A house theoretically could run on solar power alone. With a modern so-called solar energy system, including power storage, you can definitely run a whole house completely on solar power. Today's high-efficiency solar panels and solar batteries make it cheaper than ever before to power an entire home exclusively using specific solar energy.

A solar cell panel, solar electric panel, photo-voltaic (PV) module or solar panel is an assembly of photo-voltaic cells mounted in a framework for installation. Solar panels use sunlight as a source of energy to generate direct current electricity. A collection of PV modules is called a PV panel, and a system of PV panels is called an array. Arrays of a so-called photovoltaic system supply solar electricity to electrical equipment.

Waste and recycling is important with solar panels.
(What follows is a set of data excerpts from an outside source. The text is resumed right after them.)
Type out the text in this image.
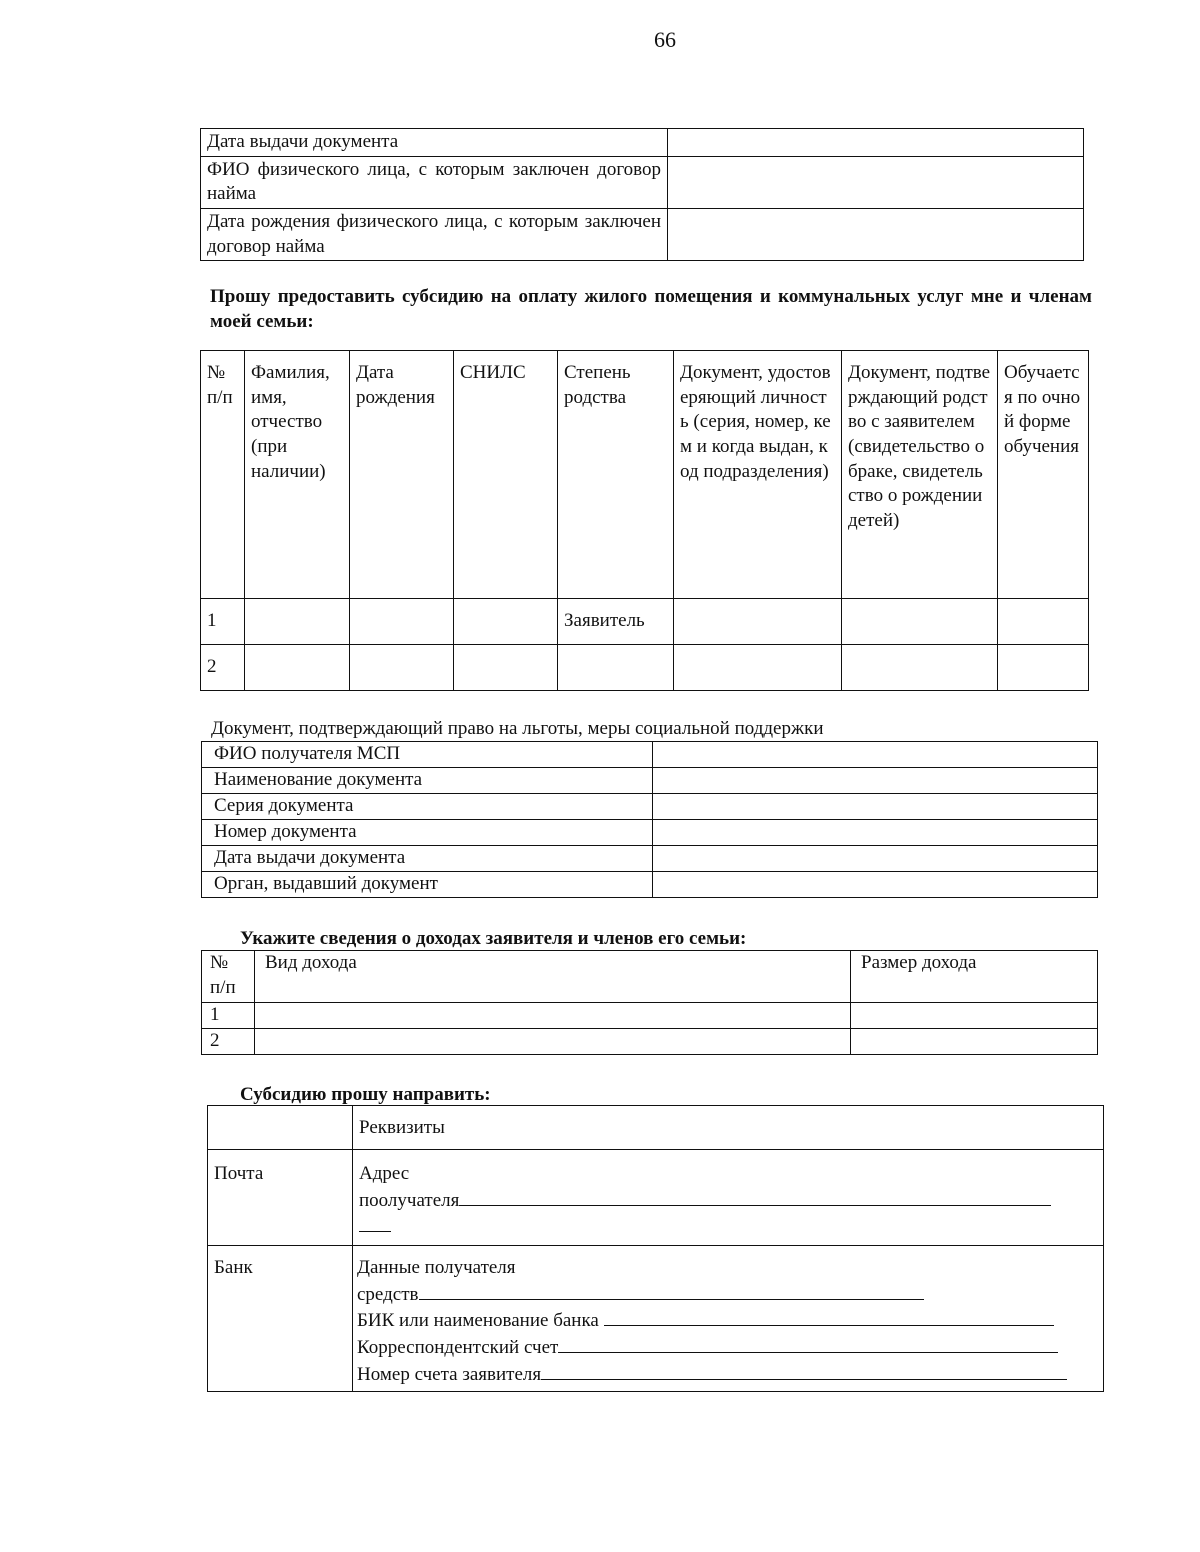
66
Дата выдачи документа	
ФИО физического лица, с которым заключен договор найма	
Дата рождения физического лица, с которым заключен договор найма	
Прошу предоставить субсидию на оплату жилого помещения и коммунальных услуг мне и членам моей семьи:
№ п/п	Фамилия, имя, отчество (при наличии)	Дата рождения	СНИЛС	Степень родства	Документ, удостоверяющий личность (серия, номер, кем и когда выдан, код подразделения)	Документ, подтверждающий родство с заявителем (свидетельство о браке, свидетельство о рождении детей)	Обучается по очной форме обучения
1				Заявитель			
2							
Документ, подтверждающий право на льготы, меры социальной поддержки
ФИО получателя МСП	
Наименование документа	
Серия документа	
Номер документа	
Дата выдачи документа	
Орган, выдавший документ	
Укажите сведения о доходах заявителя и членов его семьи:
№ п/п	Вид дохода	Размер дохода
1		
2		
Субсидию прошу направить:
	Реквизиты
Почта	Адрес
поолучателя

Банк	Данные получателя
средств
БИК или наименование банка
Корреспондентский счет
Номер счета заявителя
It seems that it is much cheaper to throw out panels than to recycle them.

Leftover PV panels can contaminate soil, as it happened in 2013 when US-based Solyndra solar farm bankrupted leaving broken panels on site. IRENA 2016 study estimated the amount of PV waste at 78 million tons by 2050. Most parts of a solar module can be recycled including up to 95% of certain semiconductor materials or the glass as well as large amounts of ferrous and non-ferrous metals. Some private companies and non-profit organizations are currently engaged in take-back and recycling operations for end-of-life modules. EU law requires manufacturers to ensure their solar panels are recycled properly. Similar legislation is underway in Japan, India, and Australia.

A 2021 study by Harvard Business Review certainly indicates that by 2035 the discarded panels will outweigh new units by a factor of 2.56 and cost of recycling a single PV panel by then will reach $20-30, which would increase the LCOE of PV by a factor 4. Analyzing the USA market, where no EU-like legislation exists as of 2021, HBR noted that with the cost of sending it to a landfill being just $1-2 there's a significant financial incentive to either discard the decommissioned panels or send them to for low-tech disassembly in low-income countries with much of the toxic elements ending up released to the outside environment.